El secretario de la comunidad se tomó el trabajo de copiar de puño y letra la información que dejó Fundapaz en una cartulina amarilla, que quedó en la casa del cacique Demetrio Torres. “Era la única información, porque acá nunca vimos facturas o boletas de las compras que dicen que hicieron. Acá no llegó nada y parece que nosotros tenemos que hacer los postes para poner un alambrado, pero dicen que eso no se va a pagar”, dijo Sergio Ibáñez. “Nosotros tenemos que comer, cómo puede ser que no se pague el trabajo”, agregó.
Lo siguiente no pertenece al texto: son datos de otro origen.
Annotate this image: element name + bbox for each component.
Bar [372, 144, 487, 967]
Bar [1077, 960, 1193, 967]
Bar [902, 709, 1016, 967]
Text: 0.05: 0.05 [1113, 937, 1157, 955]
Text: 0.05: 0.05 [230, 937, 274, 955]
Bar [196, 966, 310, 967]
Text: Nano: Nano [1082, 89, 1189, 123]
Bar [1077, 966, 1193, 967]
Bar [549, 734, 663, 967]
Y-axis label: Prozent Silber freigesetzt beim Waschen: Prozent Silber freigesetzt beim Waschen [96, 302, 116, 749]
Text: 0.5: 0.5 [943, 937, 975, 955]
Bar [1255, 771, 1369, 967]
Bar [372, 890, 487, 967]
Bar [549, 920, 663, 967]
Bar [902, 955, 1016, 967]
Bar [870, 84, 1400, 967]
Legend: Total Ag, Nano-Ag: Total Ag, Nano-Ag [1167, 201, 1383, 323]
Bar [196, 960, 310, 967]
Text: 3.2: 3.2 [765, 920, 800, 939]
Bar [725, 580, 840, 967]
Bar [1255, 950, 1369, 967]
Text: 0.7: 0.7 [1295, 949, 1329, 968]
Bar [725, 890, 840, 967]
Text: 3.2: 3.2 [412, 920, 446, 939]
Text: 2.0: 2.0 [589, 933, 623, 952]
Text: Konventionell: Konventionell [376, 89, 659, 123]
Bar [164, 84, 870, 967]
Estos miembros de la comunidad afirmaron que Fundapaz les informó que “no hay plata para la mano de obra”. La Fundación aseguró que se harán siete kilómetros de alambrado de cuatro hilos y contestó en un comunicado que de $4.000 por kilómetro de alambrado incluyen no sólo los alambres, sino también los postes, las varillas, las torniquetas, y el 40% de la mano de obra lo perciben los indígenas en efectivo. El monto que la organización sin fines de lucro estipuló para esta obra es de 28.000 pesos y la mayor parte del costo se va en la compra del alambre, por lo que el remanente para las comunidades no sería demasiado, aunque la Fundación no aclaró el monto exacto. Por otra parte, el ingeniero Gabriel Seghezzo, director de Fundapaz en Salta le había dicho a este medio: “Si me preguntás a mí, no hay que pagar la mano de obra del alambrado, porque el alambrado es de ellos”.